What if I want to fetch all supervisees of one specific supervisor ?
What would the predicate look like ?
 
I think the documentation is assuming you're adding the predicates to instances of NSFetchRequest. You would have set the specific entity on the request.

After reading some documentation this still isn't clear for me.
Im a real newb if it comes to Core Data, can you please be more specific ?
 
Remember that you ask your managed object context to execute a fetch request, which is an instance of NSFetchRequest.
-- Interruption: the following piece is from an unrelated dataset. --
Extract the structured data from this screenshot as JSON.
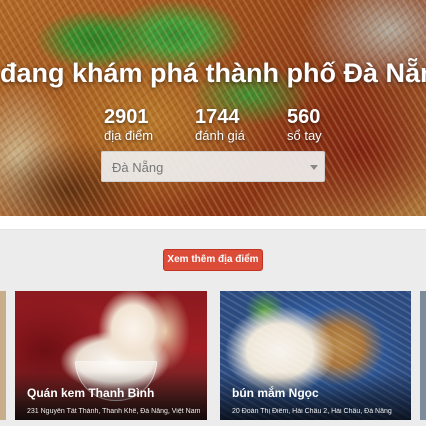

You need to set the entity that you're requesting on your fetch request, it would typically look something like:

Code:
NSFetchRequest *fetchRequest = [[NSFetchRequest alloc] init];
fetchRequest.entity = [NSEntityDescription entityForName:@"Employee" inManagedObjectContext:self.moc];

This is setting up for you fetch request to fetch Employee entities. The next thing you [usually] do is construct the predicate for the request. The predicate is applied to the entity you've specified in the request, which in this example is Employee:

Code:
NSPredicate *predicate = [NSPredicate predicateWithFormat:@"self.superviser == %@", self.supervisor];
fetchRequest.predicate = predicate;

If I understand your situation, this predicate should be applied to all Employee entities and only return Employees who's supervisor is the Employee in "self.supervisor".

Edit: On-the-fly typing. The code may contain errors.